Glendale is a lot like Moyes in this case; the city made a bad investment, and built Westgate City Center revolving around the success of the arena. If the biggest tenant leaves, the arena and the city center lose revenue and tax dollars and become a ghost town for a majority of the year. I know what Moyes is trying to gain; I know what Glendale needs to achieve; I know what Balsillie hopes to accomplish, yet I have no idea what the NHL is trying to achieve in this matter. With the current structure of hockey in Phoenix, it will fail. A failing franchise does not help build the value of the league, and keeping Balsillie out as an owner is acting petty and not seeing the big picture.

Moving a team to Hamilton might take away some fans from Buffalo and Toronto, but as Phoenix has proved, a season ticket base isn’t built by fans driving 45 minutes to an hour for every home game. Balsillie has money, and passion, and although his methods may be disliked, he’s eager to invest in a league and invest in teams like Nashville and Phoenix that would be better off somewhere else. An extra team in Canada in theory would hurt US television ratings, then again how much does the Phoenix market really add to viewership?

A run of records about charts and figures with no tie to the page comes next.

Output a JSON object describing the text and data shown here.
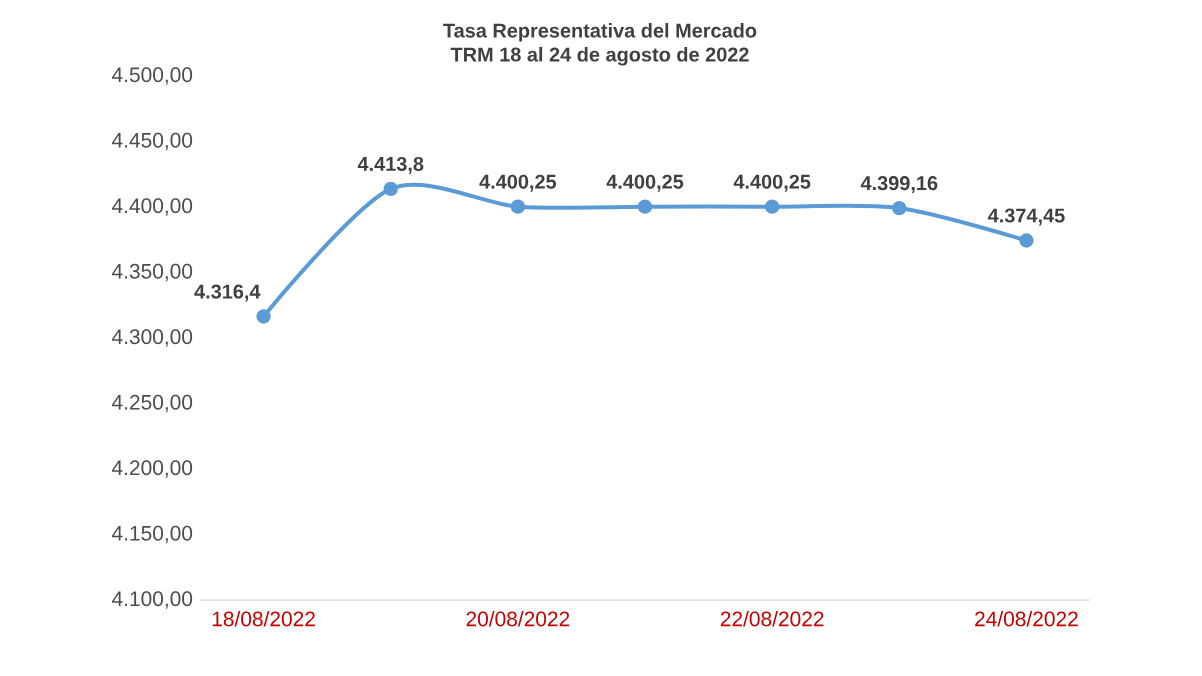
{
  "chart_data": {
    "type": "line",
    "title": "Tasa Representativa del Mercado",
    "subtitle": "TRM 18 al 24 de agosto de 2022",
    "categories": [
      "18/08/2022",
      null,
      "20/08/2022",
      null,
      "22/08/2022",
      null,
      "24/08/2022"
    ],
    "values": [
      4316.4,
      4413.8,
      4400.25,
      4400.25,
      4400.25,
      4399.16,
      4374.45
    ],
    "value_labels": [
      "4.316,4",
      "4.413,8",
      "4.400,25",
      "4.400,25",
      "4.400,25",
      "4.399,16",
      "4.374,45"
    ],
    "color": "#5b9bd5",
    "marker": "circle",
    "ylim": [
      4100,
      4500
    ],
    "yticks": [
      {
        "value": 4100,
        "label": "4.100,00"
      },
      {
        "value": 4150,
        "label": "4.150,00"
      },
      {
        "value": 4200,
        "label": "4.200,00"
      },
      {
        "value": 4250,
        "label": "4.250,00"
      },
      {
        "value": 4300,
        "label": "4.300,00"
      },
      {
        "value": 4350,
        "label": "4.350,00"
      },
      {
        "value": 4400,
        "label": "4.400,00"
      },
      {
        "value": 4450,
        "label": "4.450,00"
      },
      {
        "value": 4500,
        "label": "4.500,00"
      }
    ]
  }
}
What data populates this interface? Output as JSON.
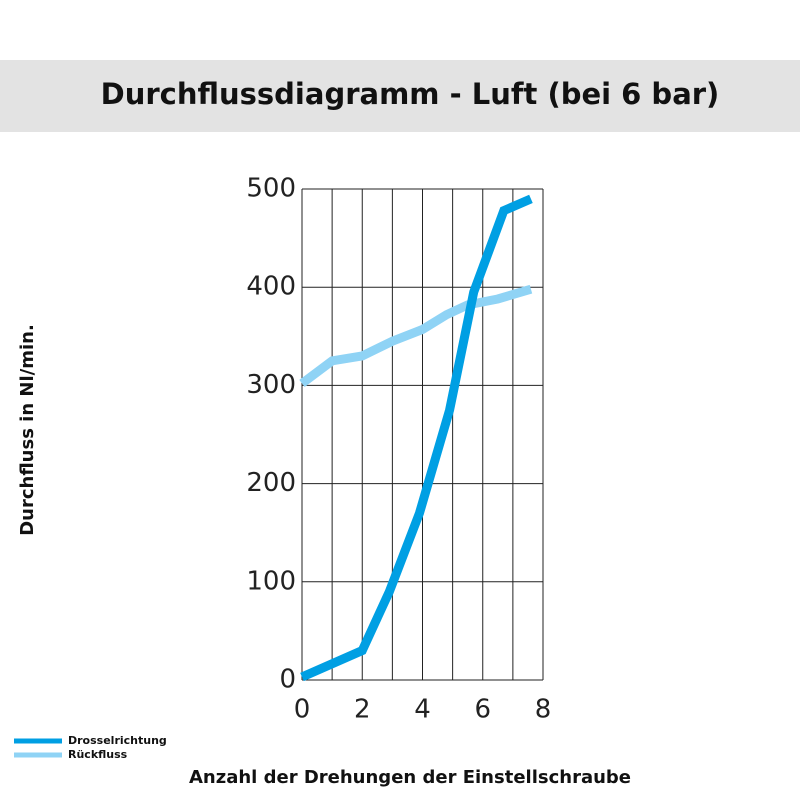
{
  "chart_data": {
    "type": "line",
    "title": "Durchflussdiagramm - Luft (bei 6 bar)",
    "xlabel": "Anzahl der Drehungen der Einstellschraube",
    "ylabel": "Durchfluss in Nl/min.",
    "xlim": [
      0,
      8
    ],
    "xticks": [
      0,
      2,
      4,
      6,
      8
    ],
    "x_minor_ticks": [
      1,
      3,
      5,
      7
    ],
    "ylim": [
      0,
      500
    ],
    "yticks": [
      0,
      100,
      200,
      300,
      400,
      500
    ],
    "grid": true,
    "legend": "bottom-left",
    "series": [
      {
        "name": "Drosselrichtung",
        "color": "#009fe3",
        "x": [
          0,
          2,
          2.9,
          3.9,
          4.9,
          5.7,
          6.7,
          7.6
        ],
        "values": [
          3,
          30,
          90,
          170,
          275,
          395,
          478,
          490
        ]
      },
      {
        "name": "Rückfluss",
        "color": "#8fd3f5",
        "x": [
          0,
          1,
          2,
          3,
          4,
          4.8,
          5.5,
          6.5,
          7.6
        ],
        "values": [
          302,
          325,
          330,
          345,
          357,
          372,
          382,
          388,
          398
        ]
      }
    ]
  }
}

Most hockey fans here root for Montreal or Detroit or Buffalo or someone else. If the NHL is so set against Balsillie, sell it to an investment group from Saskatchewan or Omaha or Vegas. The Coyotes may still remain a money loser in those areas, but at least there is a chance they will succeed there. If the NHL is so desperate to keep a team in the Phoenix market, then they need to do the unprecedented action of building an arena in Tempe. Otherwise, they’re just wasting their time.